Nürnberger Zeitung'da yer alan Türkiye ile ilgili yorumda şu görüşlere yer verildi:

“Muhalefet için özellikle de Kürtler için durum daha sıkıştırıcı olabilir. Çoğu yakında tek bir kaçış yolu görebilir: Ülkeyi terk etmek ve vize serbestisi gelince yasal olarak vizeyle Avrupa'ya seyahat etmek. Siyasi olarak takibe uğradıkları için kabul edilme konusunda iyi bir şansa sahip olabilirler. Şu anda bile Almanya'da 11 bin Türkiye kökenli Kürt siyasi mülteci olarak bulunuyor.”

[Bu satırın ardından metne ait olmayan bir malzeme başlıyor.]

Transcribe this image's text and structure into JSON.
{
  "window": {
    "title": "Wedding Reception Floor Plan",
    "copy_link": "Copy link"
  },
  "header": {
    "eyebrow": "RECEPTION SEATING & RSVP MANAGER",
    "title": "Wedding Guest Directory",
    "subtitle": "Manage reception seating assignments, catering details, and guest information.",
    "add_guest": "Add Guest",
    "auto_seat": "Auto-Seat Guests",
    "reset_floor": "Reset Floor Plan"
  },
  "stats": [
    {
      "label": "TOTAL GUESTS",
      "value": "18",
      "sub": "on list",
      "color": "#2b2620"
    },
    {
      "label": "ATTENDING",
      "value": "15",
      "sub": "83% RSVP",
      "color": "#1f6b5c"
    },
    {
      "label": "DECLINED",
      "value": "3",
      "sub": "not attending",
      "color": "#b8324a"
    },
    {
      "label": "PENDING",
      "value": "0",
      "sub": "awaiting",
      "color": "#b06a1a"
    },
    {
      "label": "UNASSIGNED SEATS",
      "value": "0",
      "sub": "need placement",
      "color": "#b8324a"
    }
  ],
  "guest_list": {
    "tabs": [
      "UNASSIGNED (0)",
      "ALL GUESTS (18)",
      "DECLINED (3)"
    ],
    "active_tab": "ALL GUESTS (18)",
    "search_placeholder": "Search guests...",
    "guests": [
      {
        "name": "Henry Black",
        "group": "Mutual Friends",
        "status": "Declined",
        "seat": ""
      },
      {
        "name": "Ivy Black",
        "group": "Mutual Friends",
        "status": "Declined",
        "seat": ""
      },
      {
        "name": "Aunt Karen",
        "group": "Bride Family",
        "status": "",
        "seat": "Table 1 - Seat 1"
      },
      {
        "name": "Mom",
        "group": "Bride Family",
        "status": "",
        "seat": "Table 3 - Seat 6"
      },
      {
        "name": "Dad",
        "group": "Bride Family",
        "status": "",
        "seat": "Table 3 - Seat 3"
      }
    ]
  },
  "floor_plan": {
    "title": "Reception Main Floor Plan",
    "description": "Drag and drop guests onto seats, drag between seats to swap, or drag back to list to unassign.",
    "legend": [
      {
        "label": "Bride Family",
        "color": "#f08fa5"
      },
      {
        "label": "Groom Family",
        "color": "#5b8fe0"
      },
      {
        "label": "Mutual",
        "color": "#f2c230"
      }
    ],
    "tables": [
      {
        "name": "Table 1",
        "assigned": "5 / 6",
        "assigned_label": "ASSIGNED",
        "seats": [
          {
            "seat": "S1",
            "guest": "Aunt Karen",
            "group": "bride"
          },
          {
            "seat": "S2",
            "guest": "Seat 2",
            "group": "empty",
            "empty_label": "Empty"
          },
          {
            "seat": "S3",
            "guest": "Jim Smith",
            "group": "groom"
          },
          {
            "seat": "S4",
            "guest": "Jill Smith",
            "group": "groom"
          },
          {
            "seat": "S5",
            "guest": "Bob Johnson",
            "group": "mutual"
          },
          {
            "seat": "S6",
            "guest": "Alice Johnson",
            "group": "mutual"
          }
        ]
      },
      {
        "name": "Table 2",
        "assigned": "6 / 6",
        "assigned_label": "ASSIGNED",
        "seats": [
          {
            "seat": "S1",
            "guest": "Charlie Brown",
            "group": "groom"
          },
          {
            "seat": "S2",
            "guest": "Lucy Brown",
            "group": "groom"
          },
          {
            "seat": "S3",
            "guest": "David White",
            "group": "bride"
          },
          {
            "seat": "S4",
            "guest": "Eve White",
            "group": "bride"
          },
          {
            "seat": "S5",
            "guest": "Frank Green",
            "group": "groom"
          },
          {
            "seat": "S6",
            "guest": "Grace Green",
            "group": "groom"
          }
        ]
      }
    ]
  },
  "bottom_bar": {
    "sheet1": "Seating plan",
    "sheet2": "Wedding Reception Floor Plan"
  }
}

Frankfurter Rundschau ise Avrupa-Türkiye ilişkilerini ele alıyor:

“Türkiye Cumhurbaşkanı Recep Tayyip Erdoğan'ın kısmen antidemokratik tutumunu eleştirenler aynı zamanda Alman hükümeti ve AB'nin hatalarından da bahsetmeli. Kürt çatışmasını alevlendirdiği ve Başbakan Ahmet Davutoğlu'nu azlettiği için, Merkel hükümeti ve AB'nin Erdoğan'a karşı daha sert bir tutum takınmasını isteyenler, mülteci anlaşmasının Başbakan Angela Merkel ve AB'nin pozisyonunu Türkiye'ye karşı ne kadar zayıf hale getirdiğini unutmasın. Şu da söylenebilir: Erdoğan'a eleştirisinde ciddi olanlar Brüksel ve Berlin'in korumacı politikasının sonlandırılması için de mücadele etmeli. Alman hükümeti ve AB'nin ölçülü göç politikası desteklenmeli ki Suriye'deki iç savaştan kaçmak için her şeyi riske etmesinler. Ancak bu çözüm olasılığını da AB üyeleri dayanışma içermeyen tutumlarıyla engelledi.”

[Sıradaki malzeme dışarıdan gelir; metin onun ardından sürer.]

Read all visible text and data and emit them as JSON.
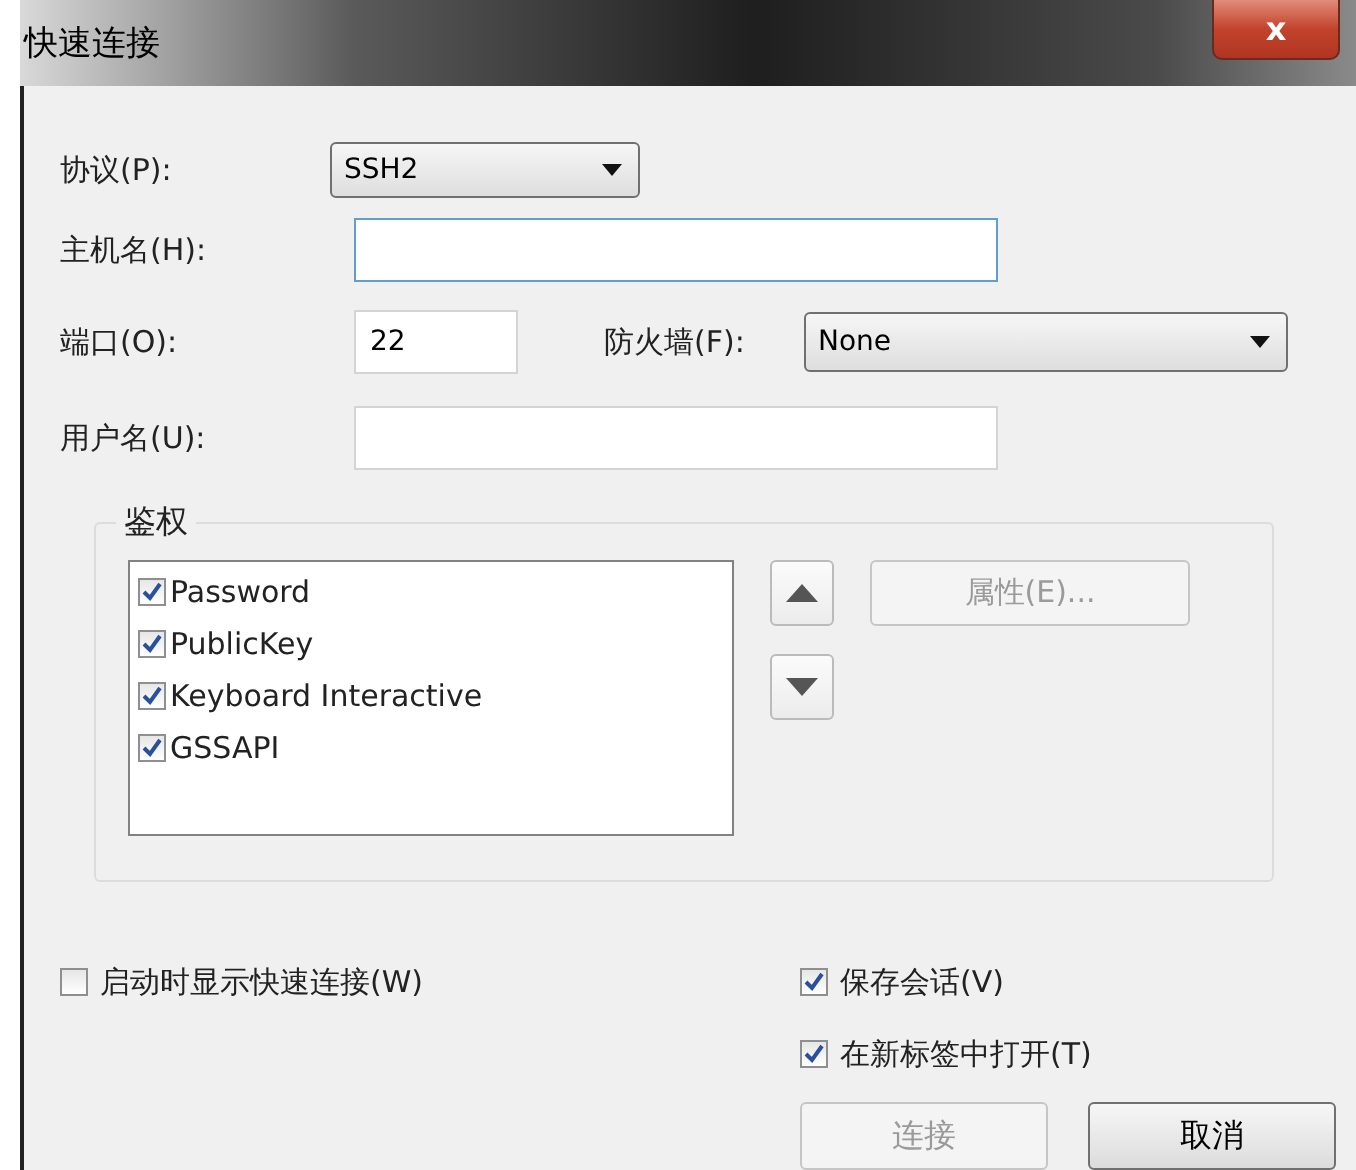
{
  "window": {
    "title": "快速连接",
    "close": "x"
  },
  "protocol": {
    "label": "协议(P):",
    "value": "SSH2"
  },
  "hostname": {
    "label": "主机名(H):",
    "focused": true
  },
  "port": {
    "label": "端口(O):",
    "value": "22"
  },
  "firewall": {
    "label": "防火墙(F):",
    "value": "None"
  },
  "username": {
    "label": "用户名(U):"
  },
  "auth": {
    "title": "鉴权",
    "methods": [
      {
        "label": "Password",
        "checked": true
      },
      {
        "label": "PublicKey",
        "checked": true
      },
      {
        "label": "Keyboard Interactive",
        "checked": true
      },
      {
        "label": "GSSAPI",
        "checked": true
      }
    ],
    "properties_button": {
      "label": "属性(E)...",
      "disabled": true
    }
  },
  "options": [
    {
      "label": "启动时显示快速连接(W)",
      "checked": false
    },
    {
      "label": "保存会话(V)",
      "checked": true
    },
    {
      "label": "在新标签中打开(T)",
      "checked": true
    }
  ],
  "buttons": [
    {
      "label": "连接",
      "disabled": true
    },
    {
      "label": "取消",
      "disabled": false
    }
  ]
}
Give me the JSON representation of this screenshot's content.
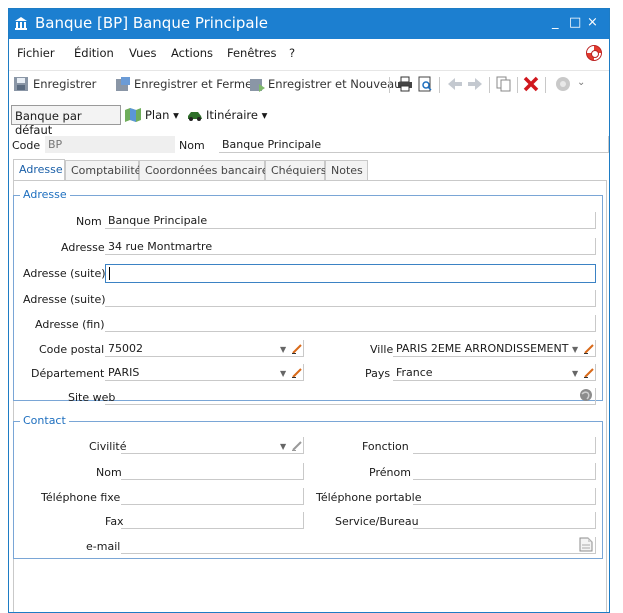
{
  "window": {
    "title": "Banque [BP] Banque Principale",
    "minimize": "_",
    "maximize": "□",
    "close": "×"
  },
  "menu": [
    "Fichier",
    "Édition",
    "Vues",
    "Actions",
    "Fenêtres",
    "?"
  ],
  "toolbar": {
    "save": "Enregistrer",
    "save_close": "Enregistrer et Fermer",
    "save_new": "Enregistrer et Nouveau"
  },
  "subbar": {
    "default_bank": "Banque par défaut",
    "plan": "Plan",
    "itinerary": "Itinéraire"
  },
  "header": {
    "code_label": "Code",
    "code_value": "BP",
    "name_label": "Nom",
    "name_value": "Banque Principale"
  },
  "tabs": [
    "Adresse",
    "Comptabilité",
    "Coordonnées bancaires",
    "Chéquiers",
    "Notes"
  ],
  "address": {
    "group_title": "Adresse",
    "nom_label": "Nom",
    "nom_value": "Banque Principale",
    "adresse_label": "Adresse",
    "adresse_value": "34 rue Montmartre",
    "suite1_label": "Adresse (suite)",
    "suite1_value": "",
    "suite2_label": "Adresse (suite)",
    "suite2_value": "",
    "fin_label": "Adresse (fin)",
    "fin_value": "",
    "cp_label": "Code postal",
    "cp_value": "75002",
    "ville_label": "Ville",
    "ville_value": "PARIS 2EME ARRONDISSEMENT",
    "dept_label": "Département",
    "dept_value": "PARIS",
    "pays_label": "Pays",
    "pays_value": "France",
    "site_label": "Site web",
    "site_value": ""
  },
  "contact": {
    "group_title": "Contact",
    "civilite_label": "Civilité",
    "civilite_value": "",
    "fonction_label": "Fonction",
    "fonction_value": "",
    "nom_label": "Nom",
    "nom_value": "",
    "prenom_label": "Prénom",
    "prenom_value": "",
    "tel_fixe_label": "Téléphone fixe",
    "tel_fixe_value": "",
    "tel_port_label": "Téléphone portable",
    "tel_port_value": "",
    "fax_label": "Fax",
    "fax_value": "",
    "service_label": "Service/Bureau",
    "service_value": "",
    "email_label": "e-mail",
    "email_value": ""
  },
  "colors": {
    "titlebar": "#1c7fd0",
    "group_title": "#1e6fbf",
    "close_red": "#d0171d"
  }
}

Westfälische Nachrichten ise Erdoğan'ın tutumu karşısında AB üyelik müzakerelerinin dondurulması gerektiğini yazıyor:

“Erdoğan, bizzat açık bir şekilde AB ile ilişkileri sonlandırdı. Brüksel'in Türkiye'den terör yasalarını değiştirmesi talebini reddetti. Erdoğan, AB'ye ‘Sen yoluna, biz yolumuza' sözleriyle meydan okudu. Ankara'nın sinyali hiç de iyi değil. Brüksel yavaş yavaş rengini belli etmeli ve Türkiye ile üyelik müzakerelerini dondurmalı.”

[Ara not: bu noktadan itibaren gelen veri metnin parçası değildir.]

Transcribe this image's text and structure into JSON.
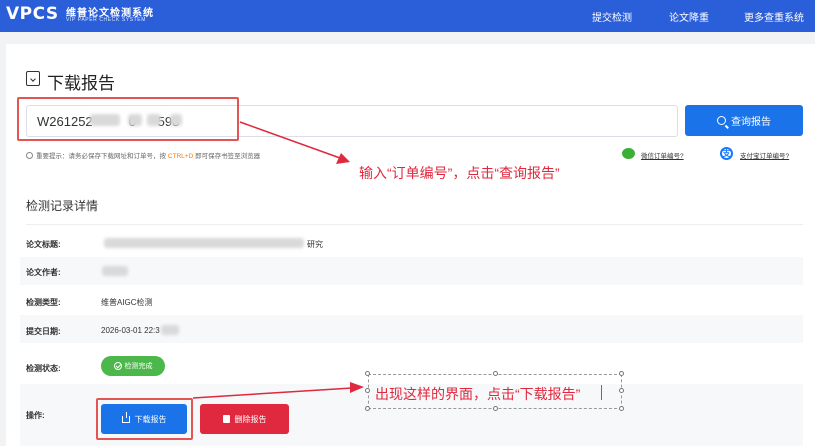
{
  "header": {
    "logo_text": "VPCS",
    "logo_cn": "维普论文检测系统",
    "logo_en": "VIP PAPER CHECK SYSTEM",
    "nav": [
      "提交检测",
      "论文降重",
      "更多查重系统"
    ]
  },
  "page": {
    "title": "下载报告",
    "title_icon": "download-file-icon"
  },
  "search": {
    "value": "W261252          0      598",
    "button_label": "查询报告",
    "button_icon": "search-icon",
    "tip_prefix": "重要提示：请务必保存下载网址和订单号，按",
    "tip_shortcut": "CTRL+D",
    "tip_suffix": "即可保存书签至浏览器",
    "wechat_link": "微信订单编号?",
    "alipay_link": "支付宝订单编号?"
  },
  "details": {
    "section_title": "检测记录详情",
    "rows": [
      {
        "label": "论文标题:",
        "value": "研究"
      },
      {
        "label": "论文作者:",
        "value": ""
      },
      {
        "label": "检测类型:",
        "value": "维普AIGC检测"
      },
      {
        "label": "提交日期:",
        "value": "2026-03-01 22:3"
      },
      {
        "label": "检测状态:",
        "value": ""
      },
      {
        "label": "操作:",
        "value": ""
      }
    ],
    "status_badge": "检测完成",
    "download_label": "下载报告",
    "delete_label": "删除报告"
  },
  "annotations": {
    "step1": "输入“订单编号”，点击“查询报告”",
    "step2": "出现这样的界面，点击“下载报告”",
    "color": "#e0283e"
  },
  "colors": {
    "header": "#2b5fd9",
    "primary": "#1a73e8",
    "danger": "#e0283e",
    "success": "#4cb84c"
  }
}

Mitteldeutsche Zeitung gazetesi terör örgütü IŞİD'in ağına düşen çocuklara nasıl yardım edilmesi gerektiğini anlatan bir yoruma yer veriyor:

“Hollanda anayasayı koruma yetkililerine göre IŞİD 9 yaşındakileri bile savaşçı olarak eğitmekten çekinmiyor. Üstelik sistematik olarak... Ancak yine de anayasayı koruma dairesinin kaydı konusunda dikkatli olunmalı. Bu, bu durumdan etkilenenlerin damgalanmasına yol açabilir. Görevdeki güvenlik yetkilileri, başka çözümler de olabileceğini genellikle unutuyor. Danışma merkezleri aşırı yoğun durumda. Buralar güçlendirilmeli. Şu kesin: İdeolojik açıdan yolunu şaşırmış çocuklar öncelikle pedagojik bir sorundur. Başka bir perspektife alışanlar, sonunda teröristlerin mantığını izler.”